Geadas colocam produção de morango em risco no Brasil e reforçam importância do manejo preventivo nas lavouras
Com safra superior a 275 mil toneladas, produtores intensificam estratégias para proteger flores, frutos e plantas durante o inverno, reduzindo perdas provocadas pelas baixas temperaturas.
Publicado em: 16/07/2026 às 10:45hs
O avanço da produção de morango no Brasil consolida o país como o maior produtor da fruta na América Latina, mas também amplia os desafios enfrentados pelos agricultores durante o inverno. Entre os principais fatores de risco para a cultura, as geadas seguem como uma das maiores ameaças à produtividade, especialmente nas regiões Sul e Sudeste, onde está concentrada grande parte da produção nacional.
De acordo com dados da Embrapa, a safra brasileira de morango ultrapassou 275 mil toneladas em 2025, resultado impulsionado pela adoção de novas cultivares, investimentos em tecnologia e melhorias no manejo das lavouras.
Produzido principalmente em Minas Gerais, São Paulo, Paraná, Rio Grande do Sul e Espírito Santo, o morango tem forte participação da agricultura familiar e representa uma importante fonte de geração de renda para milhares de produtores rurais.
Geadas podem comprometer produtividade e qualidade dos frutos
Apesar do crescimento da cultura, as baixas temperaturas continuam sendo um desafio para o setor.
As geadas podem provocar danos nas flores, nos frutos e no desenvolvimento vegetativo das plantas, comprometendo tanto a produtividade quanto a qualidade da colheita.

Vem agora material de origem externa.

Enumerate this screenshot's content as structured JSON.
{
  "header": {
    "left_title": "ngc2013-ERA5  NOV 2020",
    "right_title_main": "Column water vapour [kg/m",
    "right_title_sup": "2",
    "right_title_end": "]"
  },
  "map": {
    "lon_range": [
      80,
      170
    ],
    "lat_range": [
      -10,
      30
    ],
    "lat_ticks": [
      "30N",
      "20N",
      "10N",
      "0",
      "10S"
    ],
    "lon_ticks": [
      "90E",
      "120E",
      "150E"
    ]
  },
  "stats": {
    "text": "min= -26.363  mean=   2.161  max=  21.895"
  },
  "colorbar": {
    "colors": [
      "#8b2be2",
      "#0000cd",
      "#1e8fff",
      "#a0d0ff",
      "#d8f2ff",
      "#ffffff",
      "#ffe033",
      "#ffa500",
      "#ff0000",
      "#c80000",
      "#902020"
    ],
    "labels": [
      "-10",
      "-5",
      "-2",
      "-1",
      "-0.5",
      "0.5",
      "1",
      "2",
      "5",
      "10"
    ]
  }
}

Em uma atividade caracterizada por elevados custos de implantação e manejo, perdas causadas pelo frio podem reduzir significativamente a rentabilidade da safra.

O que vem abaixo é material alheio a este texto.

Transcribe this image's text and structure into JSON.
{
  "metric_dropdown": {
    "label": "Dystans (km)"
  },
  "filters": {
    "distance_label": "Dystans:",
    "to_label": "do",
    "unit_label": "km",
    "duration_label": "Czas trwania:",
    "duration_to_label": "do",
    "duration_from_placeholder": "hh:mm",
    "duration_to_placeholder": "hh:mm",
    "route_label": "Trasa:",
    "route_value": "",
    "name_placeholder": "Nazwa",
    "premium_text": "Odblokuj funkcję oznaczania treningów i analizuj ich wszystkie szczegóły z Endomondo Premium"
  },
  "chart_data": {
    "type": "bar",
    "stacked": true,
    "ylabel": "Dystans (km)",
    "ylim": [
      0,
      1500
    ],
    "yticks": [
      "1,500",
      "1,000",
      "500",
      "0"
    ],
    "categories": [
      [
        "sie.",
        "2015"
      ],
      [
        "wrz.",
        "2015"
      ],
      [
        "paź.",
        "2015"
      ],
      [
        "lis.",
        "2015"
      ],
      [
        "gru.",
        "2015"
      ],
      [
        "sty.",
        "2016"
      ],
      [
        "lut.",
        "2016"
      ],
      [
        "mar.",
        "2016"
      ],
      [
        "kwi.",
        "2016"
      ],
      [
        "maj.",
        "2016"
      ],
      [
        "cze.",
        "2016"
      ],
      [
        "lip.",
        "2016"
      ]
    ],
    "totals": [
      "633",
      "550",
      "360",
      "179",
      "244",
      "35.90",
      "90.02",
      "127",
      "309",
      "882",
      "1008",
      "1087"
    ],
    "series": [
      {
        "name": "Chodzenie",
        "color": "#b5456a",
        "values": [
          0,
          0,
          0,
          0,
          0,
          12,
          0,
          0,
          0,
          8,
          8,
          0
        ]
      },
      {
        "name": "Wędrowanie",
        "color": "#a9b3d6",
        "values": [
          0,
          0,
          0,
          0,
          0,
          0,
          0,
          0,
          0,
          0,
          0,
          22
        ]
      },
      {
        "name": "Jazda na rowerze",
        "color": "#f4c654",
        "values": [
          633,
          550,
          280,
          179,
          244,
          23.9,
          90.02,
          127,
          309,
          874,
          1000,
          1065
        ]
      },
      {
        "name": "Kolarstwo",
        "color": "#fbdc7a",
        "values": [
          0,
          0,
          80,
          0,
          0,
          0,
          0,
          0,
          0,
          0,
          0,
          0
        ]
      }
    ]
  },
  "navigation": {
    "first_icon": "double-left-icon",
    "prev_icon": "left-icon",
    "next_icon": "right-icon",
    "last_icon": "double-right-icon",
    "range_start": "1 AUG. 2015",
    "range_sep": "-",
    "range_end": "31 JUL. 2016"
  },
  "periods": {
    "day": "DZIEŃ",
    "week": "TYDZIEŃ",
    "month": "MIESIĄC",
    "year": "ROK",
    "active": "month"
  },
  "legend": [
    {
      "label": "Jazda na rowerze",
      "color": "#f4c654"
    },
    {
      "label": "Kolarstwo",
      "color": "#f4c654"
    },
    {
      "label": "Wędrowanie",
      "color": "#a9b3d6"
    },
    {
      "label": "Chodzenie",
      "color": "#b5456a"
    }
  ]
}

Além dos impactos diretos sobre a produção, eventos climáticos severos podem comprometer a regularidade da oferta ao mercado e aumentar os custos de produção.
Manejo preventivo ganha espaço entre os produtores
Especialistas destacam que a prevenção é uma das principais ferramentas para reduzir os efeitos das geadas sobre a cultura.
Segundo Francisco de Carvalho, gerente comercial da Hydroplan-EB, preparar a lavoura antes da chegada das baixas temperaturas permite que as plantas enfrentem melhor o estresse climático.
"A geada é um fator que o produtor não consegue controlar, mas é possível preparar a planta para enfrentar melhor esse período. Quando o manejo nutricional é realizado de forma preventiva, a cultura responde com mais equilíbrio fisiológico e maior capacidade de suportar o estresse provocado pelas baixas temperaturas", afirma.
Entre as práticas adotadas está o fortalecimento nutricional das plantas, estratégia que busca aumentar a resistência fisiológica e minimizar os efeitos do frio intenso durante o ciclo produtivo.
Estratégias antecipadas reduzem perdas no campo
De acordo com o especialista, agir somente após a ocorrência da geada reduz a eficiência das medidas de recuperação.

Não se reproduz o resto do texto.